Tuesday, December 13, 2011

Start Your Wedding Planning with a Great Wedding Planner

Happy is the bride who has a great wedding planner on her team! Undoubtedly, a wonderful wedding can be planned without one – brides do it all the time. But generally, we see the difference between the brides who have wedding planners and the brides who don’t. We see it in the amount of time they spend finding the right vendors, in the value they get for their money with each of their vendors, how educated they are about vendors’ services, in how well they stay on budget and on a timeline, in how stressed or frustrated they are, and in how they feel at the end about the experience of planning a wedding.

Your wedding day is one of the most important days of your life. It is also probably one of the most expensive. All of your relatives and close friends will always remember your wedding. And you only have one chance to do it right – there are no wedding do-overs. So why wouldn’t you want an experienced professional helping you make the right decisions and then working to make sure your wishes turn into the wedding you dreamed of?

What does a good wedding planner do for you?

First, they meet with you to go over your vision for your wedding and your priorities. They help you establish a budget and allocate it so that you are spending money where it counts most for you.

They listen to you, and from seeing what style you like and knowing your budget, they can pick a few vendors in each category that will be the right ones for you. No setting aside a valuable half day to meet with a florist who does not have the right style or a photographer who is way outside your budget. As you meet with vendors in each category, they prepare you for the meeting – what questions to ask, what options and services you want to add to the contract, what information you need to have with you. If you are having any problems with a vendor, they jump in and help you work it out.

As you choose your vendors, the wedding planner takes over keeping them on track, moving forward and coordinated with each other. I am going to venture a guess that a wedding planner will make at least 250 contacts – calls, emails, written communication - with vendors about your wedding and solve many issues and questions without your involvement in each one.

They review all your vendor contracts before signing them and they can make valuable suggestions about changes, additions and deletions that help you spend your budget more wisely. Because they coordinate 10-50 weddings a year, they can “see” your wedding – they can imagine how your design and plans will work in any location, how traffic flow will work, how your timeline will unfold. They know the personalities and quirks of all your vendors and how to get the best job possible from each one.

In the week or two before the wedding, they are following up on every detail, often running some of the last-minute errands for you – picking up placecards and wedding programs, delivering hotel welcome baskets, helping to assemble favors, and so many other things that have to be done – so that you have more time to enjoy your family and friends and get yourself ready for the festivities.

On your wedding day, all the attention to detail and prep work will pay off. Instead of having a group of vendors trying to coordinate with each other for the first time, the wedding planner is the captain of a team that is well-prepped and prepared.

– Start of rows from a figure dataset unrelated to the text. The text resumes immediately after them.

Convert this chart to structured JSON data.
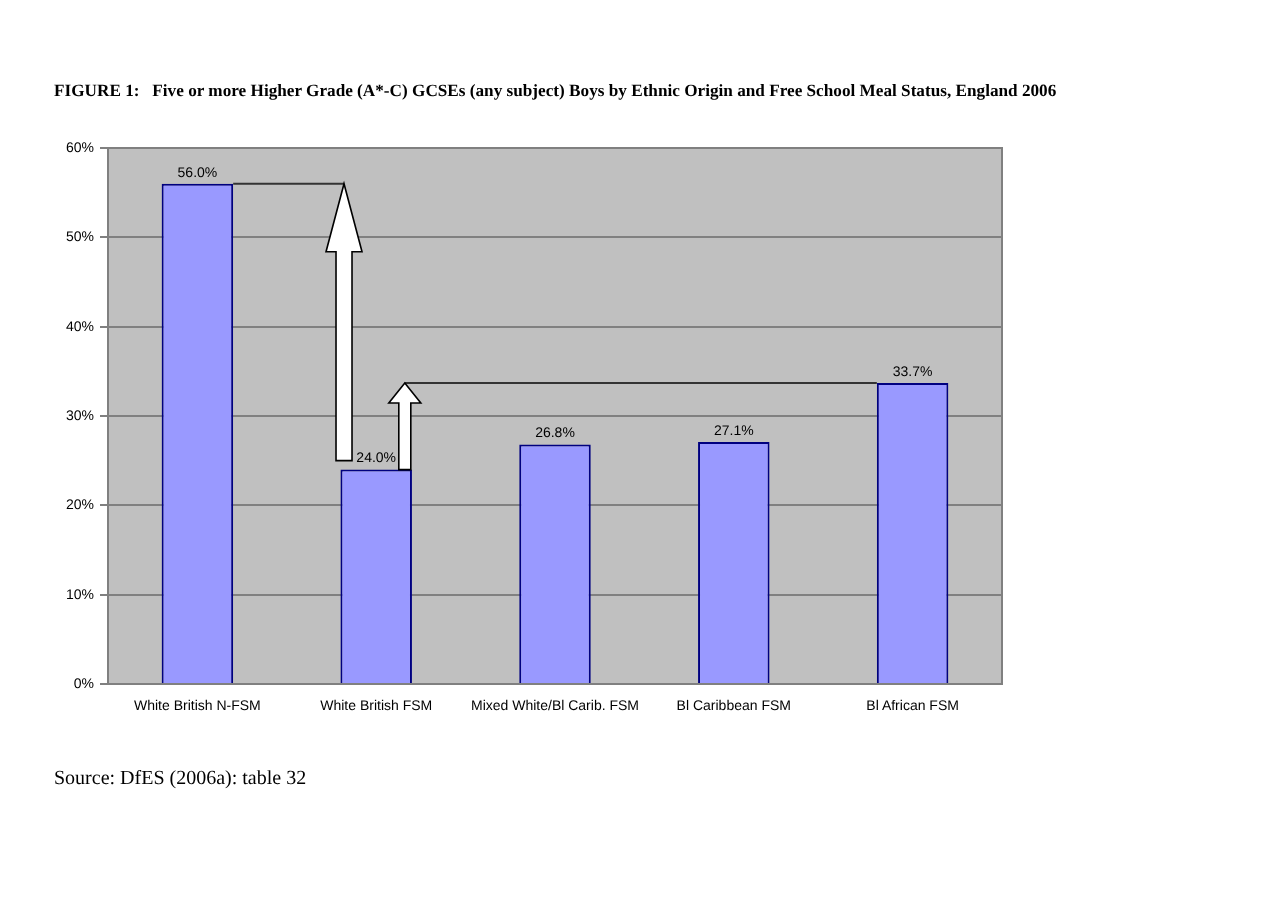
{
  "chart_data": {
    "type": "bar",
    "title": "FIGURE 1:   Five or more Higher Grade (A*-C) GCSEs (any subject) Boys by Ethnic Origin and Free School Meal Status, England 2006",
    "categories": [
      "White British N-FSM",
      "White British FSM",
      "Mixed White/Bl Carib. FSM",
      "Bl Caribbean FSM",
      "Bl African FSM"
    ],
    "values": [
      56.0,
      24.0,
      26.8,
      27.1,
      33.7
    ],
    "value_labels": [
      "56.0%",
      "24.0%",
      "26.8%",
      "27.1%",
      "33.7%"
    ],
    "color": "#9999ff",
    "ylim": [
      0,
      60
    ],
    "yticks": [
      {
        "value": 0,
        "label": "0%"
      },
      {
        "value": 10,
        "label": "10%"
      },
      {
        "value": 20,
        "label": "20%"
      },
      {
        "value": 30,
        "label": "30%"
      },
      {
        "value": 40,
        "label": "40%"
      },
      {
        "value": 50,
        "label": "50%"
      },
      {
        "value": 60,
        "label": "60%"
      }
    ],
    "grid": "y",
    "annotations": [
      "Source: DfES (2006a): table 32"
    ]
  }
}
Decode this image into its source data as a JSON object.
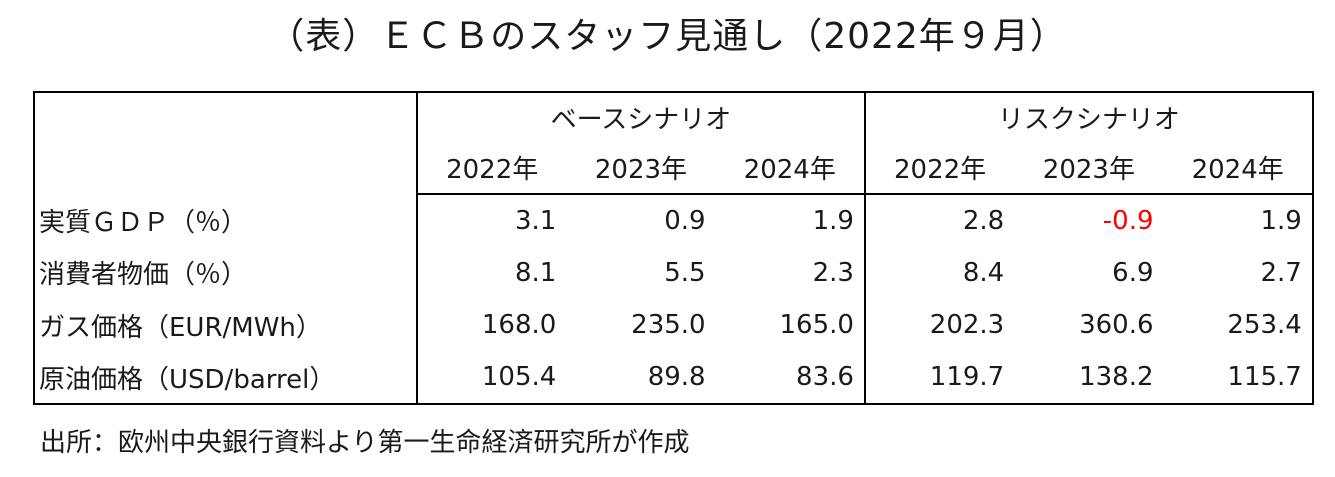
{
  "title": "（表）ＥＣＢのスタッフ見通し（2022年９月）",
  "source": "出所：欧州中央銀行資料より第一生命経済研究所が作成",
  "colors": {
    "negative": "#ff0000",
    "text": "#1a1a1a",
    "border": "#000000"
  },
  "chart_data": {
    "type": "table",
    "title": "（表）ＥＣＢのスタッフ見通し（2022年９月）",
    "scenarios": [
      "ベースシナリオ",
      "リスクシナリオ"
    ],
    "years": [
      "2022年",
      "2023年",
      "2024年",
      "2022年",
      "2023年",
      "2024年"
    ],
    "rows": [
      {
        "label": "実質ＧＤＰ（％）",
        "values": [
          "3.1",
          "0.9",
          "1.9",
          "2.8",
          "-0.9",
          "1.9"
        ]
      },
      {
        "label": "消費者物価（％）",
        "values": [
          "8.1",
          "5.5",
          "2.3",
          "8.4",
          "6.9",
          "2.7"
        ]
      },
      {
        "label": "ガス価格（EUR/MWh）",
        "values": [
          "168.0",
          "235.0",
          "165.0",
          "202.3",
          "360.6",
          "253.4"
        ]
      },
      {
        "label": "原油価格（USD/barrel）",
        "values": [
          "105.4",
          "89.8",
          "83.6",
          "119.7",
          "138.2",
          "115.7"
        ]
      }
    ]
  }
}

Not to worry, but the truth is that most weddings are not flawless. Little things happen, big things happen, and some things are unexpected and out of your control. Wedding planners have encountered every problem that can occur and they know what to do – they can become a psychologist, seamstress, plumber, rigger, driver, or negotiator on a moment’s notice – and we know one who could even fill in to officiate if the minister doesn’t show up. Chances are, you’ll never know something was going on behind the scenes.

Some brides wait until way into the planning process to hire a planner, or they just want a planner to do “day-of” service. Both of these provide valuable help, but most of the mistakes made in wedding planning happen back when vendors are chosen and contracts are signed. When someone comes on board in the last couple weeks before the wedding, they can’t undo mistakes that you’ve made months ago.

So we hope we have you thinking seriously about engaging the services of a wedding planner from the beginning of the wedding planning process – before you select all your vendors and sign contracts. And that it helps you become one of the happy, confident, stress-free brides we love to work with in the store.